Saturday, July 23, 2016
The dinner party in fiction and why Howells is no Proust
A good illustration of the good and the bad in William Dean Howells's The Rise of Silas Lapham involves the preparation for and staging of the dinner party, in which the old-money Corey family invites the nouveau riches Laphams to dinner: much discussion about all the proprieties on the part of the Coreys and much anxiety about what to wear on the part of the Laphams - all building up to the big event and the crisis: older sister, Penelope, refuses to attend and it's obvious to all readers by now, even tho the family members don't see this, that the Corey son, Tom, is in love w/ P not w. her younger and more beautiful sister, Irene. In any event, Howells is good at noting all the class distinctions and the whole scene is unusual in that the Coreys seem truly to want to invite the Laphams into their social set, recognizing that their families may be united by marriage soon The mood and milieu is far different from the Wharton-James style and even more so from the rigid class structure of the British and French novelists - Howells seems truly to be trying to delineate not a classless society but a class structure that is more open and fluid, more American, in which one can ascend - based of course on how much $ one has earned (need not have been inherited).

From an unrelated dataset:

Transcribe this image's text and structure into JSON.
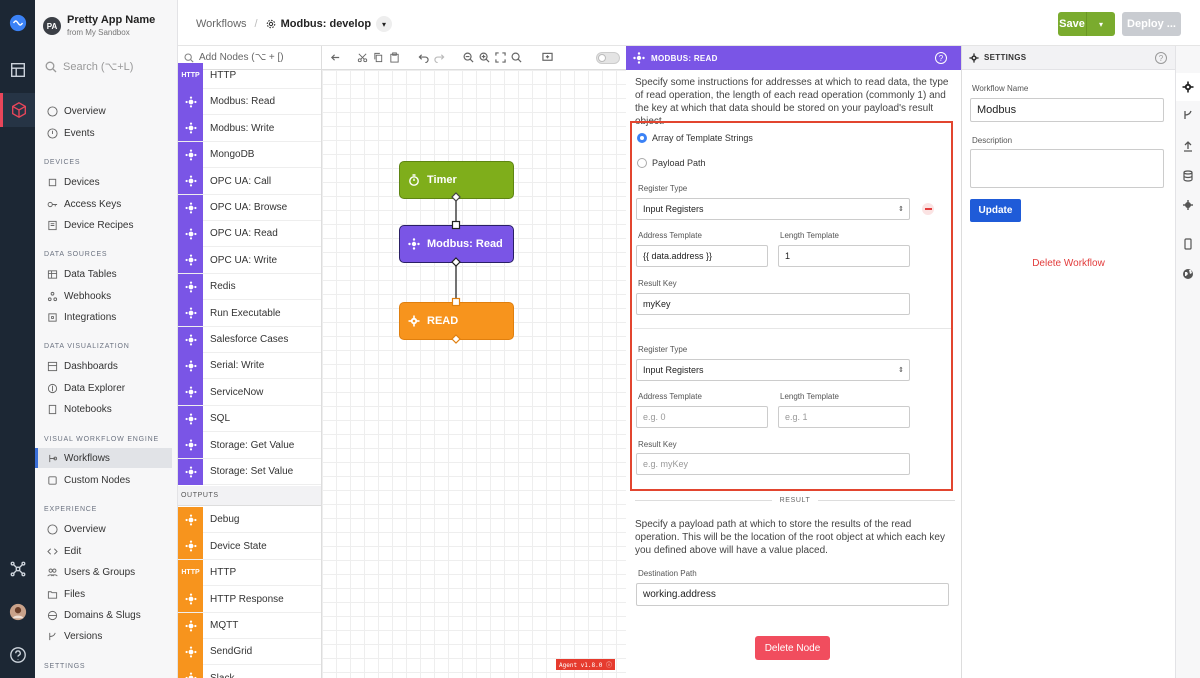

There's the sense that the Laphams, though socially ill instructed and ill at east (Silas, anyway) are as good as anyone else especially the daughters. And yet for all that - I keep wishing and hoping for more sharpness, for some kind or eruption or outbreak that threatens the stability of this social set and of this novel, Howells is good on detail but he gorges on it - his account of the set up and then of the party moves so slowly, so tediously. Many balk at the long party scenes in Proust, and they are indeed much longer and perhaps less consequential than the Corey dinner party, but Proust keeps moving the conversation along - with new nuances and insights at every moment, whereas Howells hits the same note repeatedly. We get it!